Three 250kW turbines have been installed on sites in Aberdeen and are undergoing final testing before they begin generating power. The turbines are expected to produce around 2.1 gigawatts of electricity per year, all of which will be sold back to the national grid.
FRE plc is working to raise between £15 to £25 million of working capital for the installation of additional turbines to be erected across several further sites in Scotland. The company has acquired two fully consented sites and is carrying out final due diligence on two others.Turbines ranging in size from 500kW to 1.5MW are expected to be installed and operational on all Phase 2 sites early in 2017.
“We’re delighted with the success of the first phase of our wind turbine operation, which will begin delivering income to investors this year,” says CEO Gerry Wood. “We’re proceeding with vigourto the next phase of the project and are pleased at the early interest being shown by the investment community.”
All Phase 2 sites will be pre-accredited to take advantage of the UK Government’s Feed-In Tariff scheme, currently being phased out, which guarantees smaller-scale sites payment for electricity generated.
FRE plc’s current focus is on medium-sized wind turbines, but the company is also investigating opportunities in other renewables including solar and biomass. It has plans underway for an anaerobic digestion facility that breaks down organic waste into methane-rich biogas and fertiliser.
The launch of Phase 2 comes at a time when the major oil companies are putting large sums behind renewables.
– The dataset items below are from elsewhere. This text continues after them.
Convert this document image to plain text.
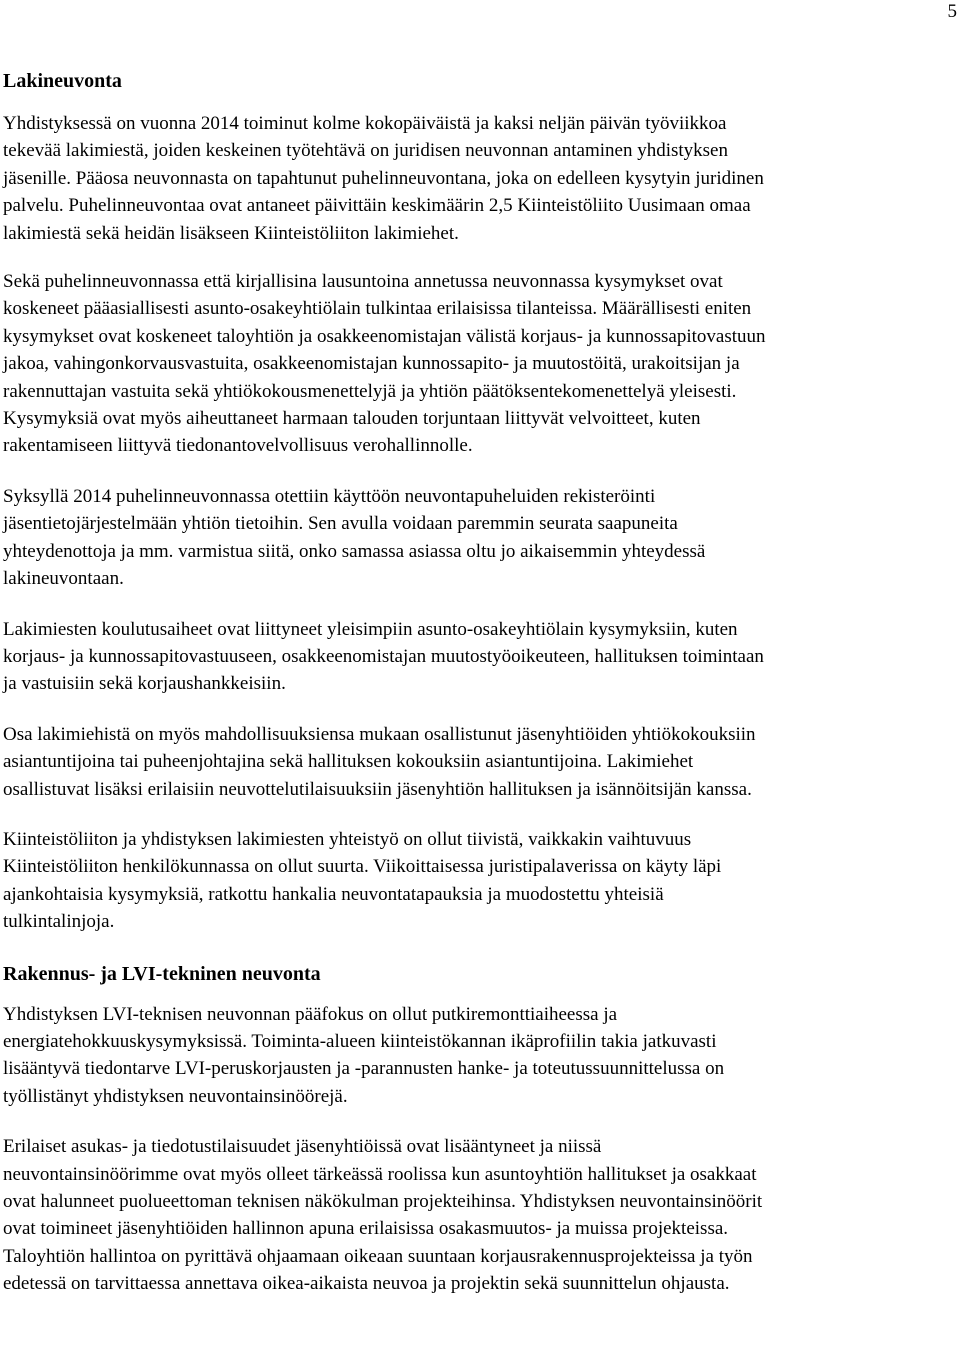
5

Lakineuvonta

Yhdistyksessä on vuonna 2014 toiminut kolme kokopäiväistä ja kaksi neljän päivän työviikkoa
tekevää lakimiestä, joiden keskeinen työtehtävä on juridisen neuvonnan antaminen yhdistyksen
jäsenille. Pääosa neuvonnasta on tapahtunut puhelinneuvontana, joka on edelleen kysytyin juridinen
palvelu. Puhelinneuvontaa ovat antaneet päivittäin keskimäärin 2,5 Kiinteistöliito Uusimaan omaa
lakimiestä sekä heidän lisäkseen Kiinteistöliiton lakimiehet.

Sekä puhelinneuvonnassa että kirjallisina lausuntoina annetussa neuvonnassa kysymykset ovat
koskeneet pääasiallisesti asunto-osakeyhtiölain tulkintaa erilaisissa tilanteissa. Määrällisesti eniten
kysymykset ovat koskeneet taloyhtiön ja osakkeenomistajan välistä korjaus- ja kunnossapitovastuun
jakoa, vahingonkorvausvastuita, osakkeenomistajan kunnossapito- ja muutostöitä, urakoitsijan ja
rakennuttajan vastuita sekä yhtiökokousmenettelyjä ja yhtiön päätöksentekomenettelyä yleisesti.
Kysymyksiä ovat myös aiheuttaneet harmaan talouden torjuntaan liittyvät velvoitteet, kuten
rakentamiseen liittyvä tiedonantovelvollisuus verohallinnolle.

Syksyllä 2014 puhelinneuvonnassa otettiin käyttöön neuvontapuheluiden rekisteröinti
jäsentietojärjestelmään yhtiön tietoihin. Sen avulla voidaan paremmin seurata saapuneita
yhteydenottoja ja mm. varmistua siitä, onko samassa asiassa oltu jo aikaisemmin yhteydessä
lakineuvontaan.

Lakimiesten koulutusaiheet ovat liittyneet yleisimpiin asunto-osakeyhtiölain kysymyksiin, kuten
korjaus- ja kunnossapitovastuuseen, osakkeenomistajan muutostyöoikeuteen, hallituksen toimintaan
ja vastuisiin sekä korjaushankkeisiin.

Osa lakimiehistä on myös mahdollisuuksiensa mukaan osallistunut jäsenyhtiöiden yhtiökokouksiin
asiantuntijoina tai puheenjohtajina sekä hallituksen kokouksiin asiantuntijoina. Lakimiehet
osallistuvat lisäksi erilaisiin neuvottelutilaisuuksiin jäsenyhtiön hallituksen ja isännöitsijän kanssa.

Kiinteistöliiton ja yhdistyksen lakimiesten yhteistyö on ollut tiivistä, vaikkakin vaihtuvuus
Kiinteistöliiton henkilökunnassa on ollut suurta. Viikoittaisessa juristipalaverissa on käyty läpi
ajankohtaisia kysymyksiä, ratkottu hankalia neuvontatapauksia ja muodostettu yhteisiä
tulkintalinjoja.

Rakennus- ja LVI-tekninen neuvonta

Yhdistyksen LVI-teknisen neuvonnan pääfokus on ollut putkiremonttiaiheessa ja
energiatehokkuuskysymyksissä. Toiminta-alueen kiinteistökannan ikäprofiilin takia jatkuvasti
lisääntyvä tiedontarve LVI-peruskorjausten ja -parannusten hanke- ja toteutussuunnittelussa on
työllistänyt yhdistyksen neuvontainsinöörejä.

Erilaiset asukas- ja tiedotustilaisuudet jäsenyhtiöissä ovat lisääntyneet ja niissä
neuvontainsinöörimme ovat myös olleet tärkeässä roolissa kun asuntoyhtiön hallitukset ja osakkaat
ovat halunneet puolueettoman teknisen näkökulman projekteihinsa. Yhdistyksen neuvontainsinöörit
ovat toimineet jäsenyhtiöiden hallinnon apuna erilaisissa osakasmuutos- ja muissa projekteissa.
Taloyhtiön hallintoa on pyrittävä ohjaamaan oikeaan suuntaan korjausrakennusprojekteissa ja työn
edetessä on tarvittaessa annettava oikea-aikaista neuvoa ja projektin sekä suunnittelun ohjausta.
Leading the way is French company Total, 60% owner of North America’s largest solar farm, who has just spent €1 billion to acquire electric battery storage systems manufacturer Saft. Total has committed to spending $500 million a year on renewables, while Shell’s New Energies division is expected to announce a $200 million annual budget for acquisitions.
Norwegian company Statoil is planning to invest €1.2 billion with EON in Baltic wind farm Arkona, and will soon begin construction of the world’s largest floating wind farm off the coast of Scotland. Irene Rummelhoff, executive vice-president for New Energy Solutions at Statoil, told The Guardian, “There is tremendous growth in [the renewable energy] sector and we want to be part of that.”
“There are excellent opportunities available for smaller investors to benefit from the buoyant energy sectorwithout exposing themselves to the uncertainty around the oil and gas and nuclear power markets,” says Gerry Woods. “The renewables industry is going from strength to strength and we’re very positive about the future both for us as a company and the market in general.”